The contrast between incongruent and consecutive hits activated right rostrolateral PFC (BA 10; shown in a on CARET slightly inflated surface representation, and on slices using the MRIcron high-resolution template; n = 15). Thalamic activations are partially displayed (see Table 1 for all activations meeting the combined height threshold of p < 0.0001 and cluster volume threshold of 20 voxels). b, Linking human imaging results to the cholinergic system, at a slightly reduced threshold right basal forebrain also showed significant activation for the contrast between incongruent and consecutive hits. c, Response times were shorter for incongruent hits than consecutive hits, and BA 10 activation differences between incongruent and consecutive hits correlated with reaction time differences (r = −0.58; p < 0.05).
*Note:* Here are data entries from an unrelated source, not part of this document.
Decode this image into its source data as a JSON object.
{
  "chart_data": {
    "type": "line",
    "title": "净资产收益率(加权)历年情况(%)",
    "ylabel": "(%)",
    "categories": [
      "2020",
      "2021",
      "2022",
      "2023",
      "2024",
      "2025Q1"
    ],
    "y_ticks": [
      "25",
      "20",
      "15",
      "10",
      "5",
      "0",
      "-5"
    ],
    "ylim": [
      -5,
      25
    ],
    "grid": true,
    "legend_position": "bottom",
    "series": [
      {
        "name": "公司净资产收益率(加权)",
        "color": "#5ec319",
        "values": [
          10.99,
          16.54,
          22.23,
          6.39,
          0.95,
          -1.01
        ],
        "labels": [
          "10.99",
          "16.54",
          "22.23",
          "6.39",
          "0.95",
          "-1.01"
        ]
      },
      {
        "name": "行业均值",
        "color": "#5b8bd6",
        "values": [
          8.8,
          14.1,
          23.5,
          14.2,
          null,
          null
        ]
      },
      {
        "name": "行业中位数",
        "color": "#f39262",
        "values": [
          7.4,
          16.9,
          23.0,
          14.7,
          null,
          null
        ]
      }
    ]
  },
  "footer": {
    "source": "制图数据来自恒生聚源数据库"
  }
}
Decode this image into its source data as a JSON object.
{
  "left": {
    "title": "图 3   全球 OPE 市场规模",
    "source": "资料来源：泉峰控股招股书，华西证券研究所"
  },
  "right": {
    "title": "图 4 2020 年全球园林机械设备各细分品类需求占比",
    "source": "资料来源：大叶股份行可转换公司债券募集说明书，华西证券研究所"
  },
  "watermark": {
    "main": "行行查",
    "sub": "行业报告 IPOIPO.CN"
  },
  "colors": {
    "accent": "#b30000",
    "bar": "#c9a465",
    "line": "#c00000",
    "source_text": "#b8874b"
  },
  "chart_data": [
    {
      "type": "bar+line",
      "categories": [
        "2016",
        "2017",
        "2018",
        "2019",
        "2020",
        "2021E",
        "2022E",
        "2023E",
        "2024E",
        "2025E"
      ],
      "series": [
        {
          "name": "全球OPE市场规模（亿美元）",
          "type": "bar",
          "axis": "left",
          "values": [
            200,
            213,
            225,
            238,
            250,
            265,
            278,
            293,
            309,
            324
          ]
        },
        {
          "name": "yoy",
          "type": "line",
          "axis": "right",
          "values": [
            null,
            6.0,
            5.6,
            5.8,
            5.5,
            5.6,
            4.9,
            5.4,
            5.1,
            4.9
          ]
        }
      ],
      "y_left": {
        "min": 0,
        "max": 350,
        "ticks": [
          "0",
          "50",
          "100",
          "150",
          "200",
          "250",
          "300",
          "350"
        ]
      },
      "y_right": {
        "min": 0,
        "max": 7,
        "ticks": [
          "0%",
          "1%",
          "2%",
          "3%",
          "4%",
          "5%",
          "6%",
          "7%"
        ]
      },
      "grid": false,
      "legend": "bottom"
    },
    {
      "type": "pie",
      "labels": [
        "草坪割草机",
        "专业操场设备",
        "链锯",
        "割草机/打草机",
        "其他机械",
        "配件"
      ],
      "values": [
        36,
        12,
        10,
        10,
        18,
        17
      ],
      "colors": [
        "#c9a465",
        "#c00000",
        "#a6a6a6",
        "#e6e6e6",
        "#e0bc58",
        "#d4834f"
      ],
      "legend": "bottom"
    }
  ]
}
Participants with the greatest increase in prefrontal activation showed the greatest response time benefit for incongruent hits.

Figure 4.

The contrast between incongruent and consecutive hits revealed significant functional connectivity between the right rostrolateral PFC seed region (BA 10; shown in green; t > 5) and parietal cortex regions associated with attention (superior parietal lobule, BA 7; warm colors), as well as middle frontal gyrus (BA 10/46). The functional connectivity t map is displayed at a p < 0.0001 height, 100 voxel cluster threshold to highlight those regions showing strongest connectivity; see Table 3 for a full list of regions meeting our a priori threshold. Evidence of enhanced functional connectivity with parietal regions associated with controlled attention and the integration of stimuli with responses (Corbetta et al., 1993, 2008; Stephan et al., 1995; Hawkins et al., 2013) strengthens the hypothesis that rostrolateral PFC activity supports shifts from monitoring to cue-directed behavior.

Figure 5.

Amperometric measurements of prefrontal oxygen levels during incongruent hits. a, illustrates the placement of Teflon-insulated silver electrodes and the carbon tip in the thalamic input layer of the prelimbic cortex. b, Currents recorded before the onset of the task and during the entire task session, indicating a continuous decline in current across session (see Results for ANOVA). Note that the ordinate in b is in nA while those in c and d are in pA. c, During incongruent hits, when compared with consecutive hits, peak oxygen levels were significantly higher (n = 9, based on 331 incongruent and 127 consecutive hit trials). Moreover, incongruent hit-associated levels increased significantly from baseline levels, with post hoc comparisons indicating significantly elevated T_O2 levels present beginning for 0.5 s following the signal (red data points). T_O2 levels declined for all other trial types, reflecting the session-based trend for decreasing T_O2 levels.